Selinunte, tra le vestigia più affascinanti della Sicilia antica, regala un’altra pagina significativa della sua storia. Si è conclusa la campagna di scavi condotta sull’acropoli, che ha riportato alla luce l’adyton del Tempio R, tra i più antichi edifici in pietra del sito. Scoperto un deposito votivo straordinario sotto il piano originario del santuario, con oggetti simbolici e rituali carichi di significato religioso e comunitario.
Nel cuore del naos, gli archeologi hanno ritrovato un anello d’argento, offerto probabilmente da una donna di alto rango intorno al 570 a.C. Il gesto riflette una profonda devozione, incentrata sulle figure femminili divine che proteggevano Selinunte. Il deposito comprendeva almeno 300 reperti tra cui ceramiche fini, pesi da telaio e ben 27 punte di lancia infilate nel terreno: testimonianze che raccontano un culto devoto e articolato già nelle primissime fasi urbanistiche, attorno al 628 a.C.
Spiccano inoltre strutture monumentali come l’accesso nord-ovest del santuario (SAS W), con stratificazioni che dalla fase pre-greca giungono al medioevo senza rotture, permettendo ricostruzioni precise della sequenza storica. Ma è nel cuore del Tempio R (SAS Y) che emerge l’adyton: uno spazio sacro protetto da una transenna, che consentiva ai fedeli – specialmente donne legate ai culti di Demetra e Kore – di depositare offerte senza oltrepassare l’area riservata al divino.
La campagna, realizzata dall’Institute of Fine Arts di New York University e dall’Università Statale di Milano in sinergia con il Parco archeologico di Selinunte, sotto la direzione dell’archeologo Clemente Marconi, conferma le intuizioni dello studioso Dieter Mertens: fin dagli albori, Selinunte intendeva investire nell’urbanistica sacra, distinguendosi per un santuario centrale profondamente radicato nel tessuto comunitario.
“Sta tornando alla luce la Selinunte più antica”, ha commentato l’assessore ai Beni culturali, Francesco Paolo Scarpinato, che ha rimarcato come l’emergere del santuario consenta di comprendere meglio il nucleo spirituale della città. “Stiamo portando alla luce l’anima più antica di Selinunte, quello spazio attorno cui fu costruita la prima comunità”, ha aggiunto il direttore del Parco, Felice Crescente.

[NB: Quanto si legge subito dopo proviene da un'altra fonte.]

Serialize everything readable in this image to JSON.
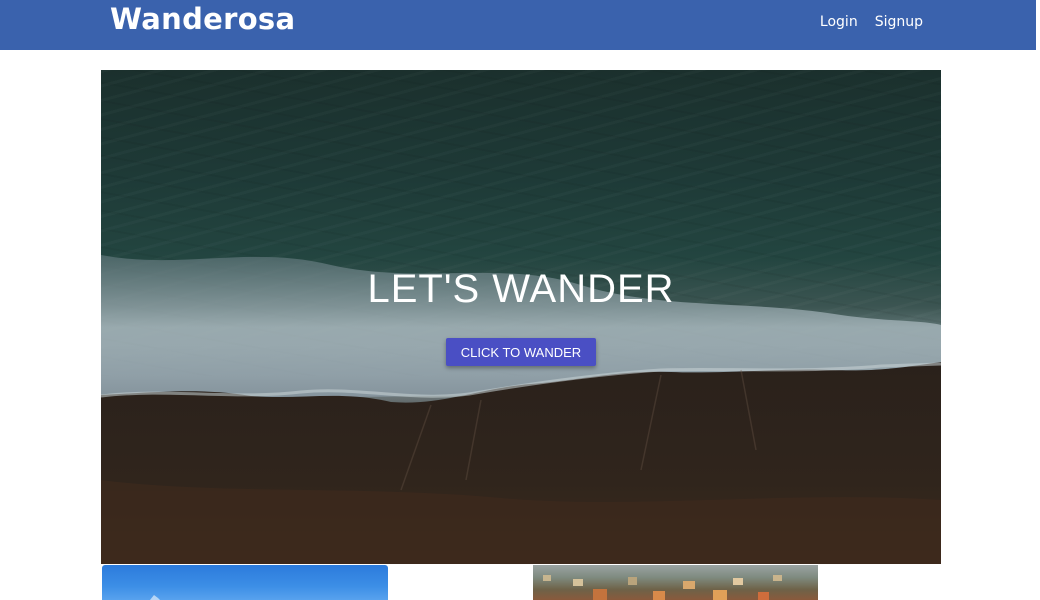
{
  "navbar": {
    "brand": "Wanderosa",
    "links": [
      {
        "label": "Login"
      },
      {
        "label": "Signup"
      }
    ],
    "background": "#3a62ad"
  },
  "hero": {
    "title": "LET'S WANDER",
    "button_label": "CLICK TO WANDER",
    "button_color": "#4a4fc4"
  },
  "cards": [
    {
      "image": "blue-sky-photo"
    },
    {
      "image": "coastal-town-photo"
    }
  ]
}
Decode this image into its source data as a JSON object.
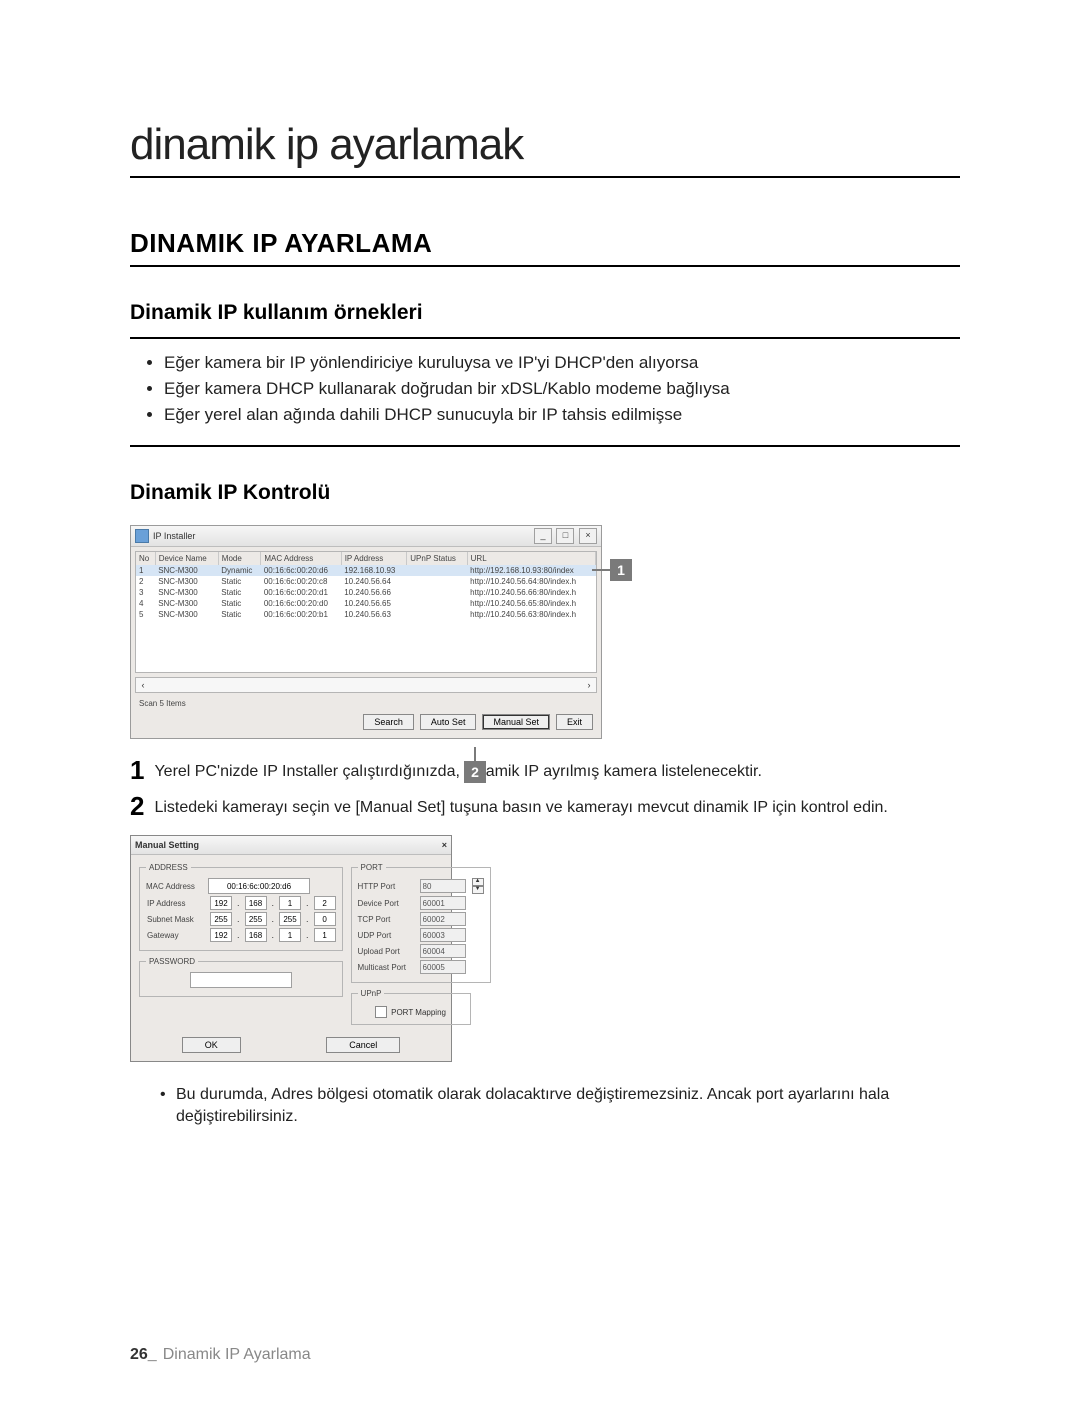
{
  "title": "dinamik ip ayarlamak",
  "h2": "DINAMIK IP AYARLAMA",
  "h3a": "Dinamik IP kullanım örnekleri",
  "bullets": [
    "Eğer kamera bir IP yönlendiriciye kuruluysa ve IP'yi DHCP'den alıyorsa",
    "Eğer kamera DHCP kullanarak doğrudan bir xDSL/Kablo modeme bağlıysa",
    "Eğer yerel alan ağında dahili DHCP sunucuyla bir IP tahsis edilmişse"
  ],
  "h3b": "Dinamik IP Kontrolü",
  "installer": {
    "title": "IP Installer",
    "cols": [
      "No",
      "Device Name",
      "Mode",
      "MAC Address",
      "IP Address",
      "UPnP Status",
      "URL"
    ],
    "rows": [
      {
        "no": "1",
        "name": "SNC-M300",
        "mode": "Dynamic",
        "mac": "00:16:6c:00:20:d6",
        "ip": "192.168.10.93",
        "url": "http://192.168.10.93:80/index"
      },
      {
        "no": "2",
        "name": "SNC-M300",
        "mode": "Static",
        "mac": "00:16:6c:00:20:c8",
        "ip": "10.240.56.64",
        "url": "http://10.240.56.64:80/index.h"
      },
      {
        "no": "3",
        "name": "SNC-M300",
        "mode": "Static",
        "mac": "00:16:6c:00:20:d1",
        "ip": "10.240.56.66",
        "url": "http://10.240.56.66:80/index.h"
      },
      {
        "no": "4",
        "name": "SNC-M300",
        "mode": "Static",
        "mac": "00:16:6c:00:20:d0",
        "ip": "10.240.56.65",
        "url": "http://10.240.56.65:80/index.h"
      },
      {
        "no": "5",
        "name": "SNC-M300",
        "mode": "Static",
        "mac": "00:16:6c:00:20:b1",
        "ip": "10.240.56.63",
        "url": "http://10.240.56.63:80/index.h"
      }
    ],
    "status": "Scan 5 Items",
    "btn_search": "Search",
    "btn_auto": "Auto Set",
    "btn_manual": "Manual Set",
    "btn_exit": "Exit"
  },
  "callout1": "1",
  "callout2": "2",
  "step1": "Yerel PC'nizde IP Installer çalıştırdığınızda, dinamik IP ayrılmış kamera listelenecektir.",
  "step2": "Listedeki kamerayı seçin ve [Manual Set] tuşuna basın ve kamerayı mevcut dinamik IP için kontrol edin.",
  "dlg": {
    "title": "Manual Setting",
    "grp_addr": "ADDRESS",
    "mac_lbl": "MAC Address",
    "mac_val": "00:16:6c:00:20:d6",
    "ip_lbl": "IP Address",
    "ip": [
      "192",
      "168",
      "1",
      "2"
    ],
    "sm_lbl": "Subnet Mask",
    "sm": [
      "255",
      "255",
      "255",
      "0"
    ],
    "gw_lbl": "Gateway",
    "gw": [
      "192",
      "168",
      "1",
      "1"
    ],
    "grp_pwd": "PASSWORD",
    "grp_port": "PORT",
    "ports": [
      {
        "l": "HTTP Port",
        "v": "80"
      },
      {
        "l": "Device Port",
        "v": "60001"
      },
      {
        "l": "TCP Port",
        "v": "60002"
      },
      {
        "l": "UDP Port",
        "v": "60003"
      },
      {
        "l": "Upload Port",
        "v": "60004"
      },
      {
        "l": "Multicast Port",
        "v": "60005"
      }
    ],
    "grp_upnp": "UPnP",
    "upnp_chk": "PORT Mapping",
    "ok": "OK",
    "cancel": "Cancel"
  },
  "note": "Bu durumda, Adres bölgesi otomatik olarak dolacaktırve değiştiremezsiniz. Ancak port ayarlarını hala değiştirebilirsiniz.",
  "footer_num": "26_",
  "footer_txt": "Dinamik IP Ayarlama"
}
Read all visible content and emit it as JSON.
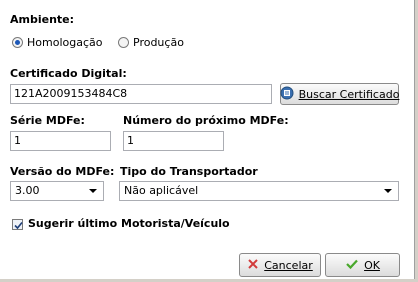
{
  "ambiente": {
    "label": "Ambiente:",
    "options": [
      {
        "label": "Homologação",
        "selected": true
      },
      {
        "label": "Produção",
        "selected": false
      }
    ]
  },
  "certificado": {
    "label": "Certificado Digital:",
    "value": "121A2009153484C8",
    "search_button": "Buscar Certificado"
  },
  "serie": {
    "label": "Série MDFe:",
    "value": "1"
  },
  "proximo": {
    "label": "Número do próximo MDFe:",
    "value": "1"
  },
  "versao": {
    "label": "Versão do MDFe:",
    "value": "3.00"
  },
  "transportador": {
    "label": "Tipo do Transportador",
    "value": "Não aplicável"
  },
  "sugerir": {
    "label": "Sugerir último Motorista/Veículo",
    "checked": true
  },
  "buttons": {
    "cancel": "Cancelar",
    "ok": "OK"
  },
  "colors": {
    "radio_dot": "#1c58b8",
    "cancel_x": "#d23b3b",
    "ok_check": "#49a82c",
    "certificate_icon": "#3a6fb0"
  }
}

Il rinvenimento dell’adyton rappresenta una svolta: una finestra diretta nel cuore del culto privato, riflesso di una società in cui le donne avevano un ruolo attivo nella pratica religiosa. L’insieme dei reperti, la struttura intatta, la precisione stratigrafica costituiscono un contributo prezioso per la conoscenza del mondo greco antico in Sicilia.
Gli scavi, finanziati da istituzioni italiane e internazionali, proseguiranno nei prossimi mesi per mappare ulteriori settori dell’acropoli. Ciò che emerge, tuttavia, è già un quadro solido: Selinunte non è soltanto un museo a cielo aperto, ma un luogo in cui la pietra continua a svelare la vita, le credenze, le aspirazioni delle generazioni che la abitarono. Una memoria che torna a parlare attraverso simboli, oggetti e architetture, invitandoci a leggere le origini e la spiritualità profonda di una comunità antica.